Au lendemain du 11 février 1990, jour officiel de sa libération après plus de 27 ans de détention, Nelson Mandela fait face à d’énormes défis et le fera plus encore après son élection comme premier président noir de la nouvelle Afrique du Sud qui vient de mettre fin à l’apartheid. L’un des premiers à relever est de permettre à sa nation de véritablement devenir «arc-en-ciel» et c’est là, contre toute attente, que le rugby intervient, car la Coupe du monde doit se passer dans le pays en été 1995. Mandela décide, malgré la désapprobation de ses proches, d’utiliser ce sport comme fédérateur de la population du pays et de construire la nouvelle identité nationale autour de l’équipe de rugby. Mais la tâche est plus difficile qu’il n’y paraît au premier abord, car les Noirs majoritaires ont toujours honni les joueurs des Springboks, symbole à leurs yeux du régime de l’apartheid. Il demande alors à François Pienaar, capitaine de l’équipe (qui ne comprend qu’un seul joueur noir), d’entraîner ses hommes pour gagner la coupe, ce qui paraît à l’époque mission impossible.

Les deux acteurs sont éblouissants. Matt Damon, qui a pris quelques kilos et une musculature impressionnante, incarne François Pienaar dont la ténacité et l’énergie galvanisaient son équipe. Morgan Freeman, adoubé par Mandela lui-même, ne présente pas un double de ce dernier, mais il l’est véritablement devenu: mêmes inflexions, même dignité, même douceur mêlée d’assurance, au point que l’on oublie l’acteur et croit revoir les images d’archives. Quant à ceux qui entourent les deux acteurs, tant noirs que blancs, ils permettent de bien saisir les rapports humains très tendus, lorsque d’un jour à l’autre certains repères tombent. Ainsi, dès le premier jour où Mandela entre en fonction, ne contraint-il pas ses gardes du corps, noirs et blancs, à faire équipe, eux qui se détestent?

Le film relate donc beaucoup plus qu’un exploit sportif, puisqu’il s’intéresse avant tout au symbole réconciliateur, tout en laissant de côté des difficultés conjugales de Mandela à cette période. Si les premières images montrent des Blancs s’entraînant au rugby et, de l’autre côté de la route, des gosses noirs jouant au football, les dernières laissent place à la liesse d’une nation qu’un sport diviseur vient de rassembler. C’est que Clint Eastwood ne limite pas son regard aux héros sportifs et politiques, il se soucie aussi de ceux dont l’histoire n’a pas retenu les noms. Ainsi ce gosse du ghetto qui refuse un pull chaud aux couleurs des Springboks, cela pour éviter d’être tabassé par ses copains, et qui, le jour du match décisif, fraternise avec des policiers blancs. Ou cette femme qui sert la famille Pienaar, reçoit de François un billet comme ses maîtres et dont la passion et le sourire en diront long le jour du match.
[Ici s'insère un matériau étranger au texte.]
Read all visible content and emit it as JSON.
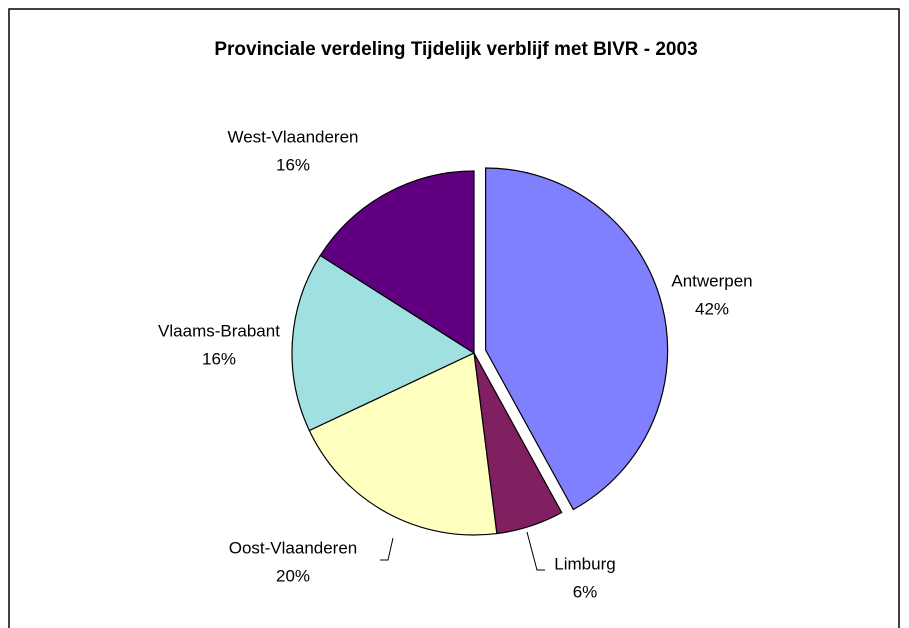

Le réalisateur a su montrer le rugby (malgré quelques petites longueurs) tout autrement qu’il ne montra la boxe dans MILLION DOLLAR BABY. On est sur le terrain, on souffre avec les joueurs, de même qu’est palpable la tension du public et bien sûr celle du président. Bien des émotions passent par l’image plus que par les dialogues, par la fraternité du regard de Freeman et l’hésitation que peut traduire son corps, ou la concentration et la fermeture exprimées par le visage de Damon. Quant aux paroles, elles traduisent ce mélange d’humour et de fermeté, d’audace et d’autorité dont Mandela ne cesse d’être porteur.

Si GOODBYE BAFANA de Billie August (2007) permettait de souligner l’importance de la Charte des libertés à laquelle longtemps les Sud-Africains blancs ne voulurent croire, INVICTUS (Invincible), dont le titre est tiré d’un poème de Willliam Ernest Henley cher à Mandela, souligne combien cet homme a eu le sens du geste symbolique réconciliateur. Et non seulement du geste qui accompagna constamment ses déclarations présidentielles, mais plus encore le sens des actes, comme lorsqu’il crée la Commission Vérité et Réconciliation, placée sous l’égide de l’archevêque Desmond Tutu. Cette solide réalisation rappelle l’exemple d’un courage politique et humain, celui d’un homme responsable qui se demanda souvent comment inspirer son peuple. En 1995, le rugby fournit une réponse à Mandela. Aujourd’hui, ce film pourrait en être une autre destinée au spectateur.